One sign of the governor’s troubles is the active involvement of his wife, Maria Shriver. The first lady is conferring with consultants to refine the governor’s message and working to ensure that her husband hears a broader range of voices.

Begs the question: Why? If we’re to believe Maria’s various quasi-patronizing quotes over the years about her husband’s right-leaning politics then we can assume that underneath her journalistic objectivity she’s still a Kennedy-style liberal.

Since she’s constantly stepping in to help Arnold out of political jams, further analysis would bring us to the conclusion that whatever her political beliefs are, she’s laying them aside in order to help her husband – and thereby the enemies of liberalism and its tenets of freedom, fair play, privacy and integrity -in the Republican Party. Shriver wades into these frays inside the GOP without batting a lash. This makes her a collaborator of the first order. Beyond that, whatever journalistic bona fides she may have had are forever compromised by these political activities.

Flipping it around, you also have to wonder why the Gop operatives around Arnold – like Mike Murphy, for just one example – would be comfortable having a Kennedy within the inner circle.

But back to the Governor’s problems:

Schwarzenegger is reeling after successive policy reversals, gaffes and clashes with well-organized opponents have deflated his once-buoyant approval ratings. The latest setback came this week when he told a newspaper publishers association that the United States should “close its borders.” He later apologized, explaining that he misspoke because of his imperfect command of English.

Who are you reminded of when you hear the excuse that Arnold’s “imperfect command of English” caused the gaffe?

If this were happening in, say, April 2006, as Arnold’s campaign for re-election was gearing up, I’d say there was genuine hope that he could be defeated. But, as I noted in a previous rant, Schwarzenegger can communicate with Calfornia voters via a megaphone that no other politician in the state can acces: He can go over the heads of the California television news – which doesn’t cover politics anyway – and go on Oprah, Access Hollywood or other national entertainment outlets – which most Californias do watch. This is how he got elected last time, and it’s almost undoubtedly how he’ll do it next year.
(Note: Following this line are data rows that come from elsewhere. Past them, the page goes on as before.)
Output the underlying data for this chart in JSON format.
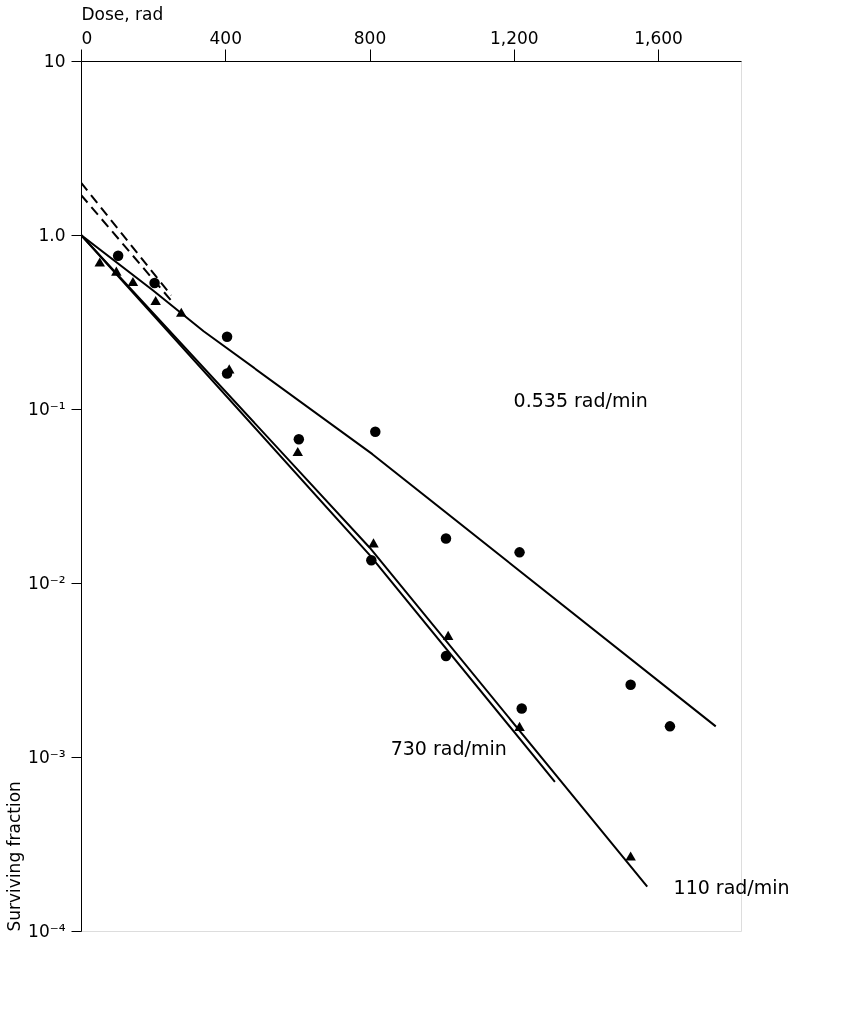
{
  "chart_data": {
    "type": "scatter",
    "xlabel": "Dose, rad",
    "ylabel": "Surviving fraction",
    "log": "y",
    "grid": false,
    "xlim": [
      0,
      1830
    ],
    "xticks": [
      0,
      400,
      800,
      {
        "value": 1200,
        "label": "1,200"
      },
      {
        "value": 1600,
        "label": "1,600"
      }
    ],
    "ylim": [
      0.0001,
      10
    ],
    "yticks": [
      {
        "value": 10,
        "label": "10"
      },
      {
        "value": 1,
        "label": "1.0"
      },
      {
        "value": 0.1,
        "label": "10⁻¹"
      },
      {
        "value": 0.01,
        "label": "10⁻²"
      },
      {
        "value": 0.001,
        "label": "10⁻³"
      },
      {
        "value": 0.0001,
        "label": "10⁻⁴"
      }
    ],
    "series": [
      {
        "marker": "circle",
        "color": "#000000",
        "x": [
          204,
          405,
          816,
          1012,
          1216,
          1524,
          1633
        ],
        "values": [
          0.53,
          0.26,
          0.074,
          0.018,
          0.015,
          0.0026,
          0.0015
        ]
      },
      {
        "marker": "circle",
        "color": "#000000",
        "x": [
          103,
          405,
          604,
          805,
          1012,
          1222
        ],
        "values": [
          0.76,
          0.16,
          0.067,
          0.0135,
          0.0038,
          0.0019
        ]
      },
      {
        "marker": "triangle",
        "color": "#000000",
        "x": [
          52,
          98,
          144,
          207,
          278,
          411,
          601,
          811,
          1018,
          1216,
          1524
        ],
        "values": [
          0.7,
          0.62,
          0.54,
          0.42,
          0.36,
          0.17,
          0.057,
          0.017,
          0.005,
          0.0015,
          0.00027
        ]
      },
      {
        "type": "line",
        "line_style": "solid",
        "color": "#000000",
        "x": [
          0,
          200,
          340,
          808,
          1760
        ],
        "values": [
          1.0,
          0.48,
          0.28,
          0.055,
          0.0015
        ]
      },
      {
        "type": "line",
        "line_style": "solid",
        "color": "#000000",
        "x": [
          0,
          800,
          1314
        ],
        "values": [
          1.0,
          0.0145,
          0.00072
        ]
      },
      {
        "type": "line",
        "line_style": "solid",
        "color": "#000000",
        "x": [
          0,
          800,
          1570
        ],
        "values": [
          1.0,
          0.016,
          0.00018
        ]
      },
      {
        "type": "line",
        "line_style": "dashed",
        "color": "#000000",
        "x": [
          0,
          250
        ],
        "values": [
          2.0,
          0.45
        ]
      },
      {
        "type": "line",
        "line_style": "dashed",
        "color": "#000000",
        "x": [
          0,
          250
        ],
        "values": [
          1.7,
          0.42
        ]
      }
    ],
    "annotations": [
      "0.535 rad/min",
      "730 rad/min",
      "110 rad/min"
    ]
  }
}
In fact, Shriver is already doing it:

Several people familiar with the governor’s office described Shriver as very “unhappy” and “frustrated” over her husband’s fortunes. Shriver, the niece of former president John F. Kennedy who has intervened before when her husband’s political interests were in jeopardy, is using a national tour promoting her new self-help book for teenage girls to defend her husband, making her case with administration talking points.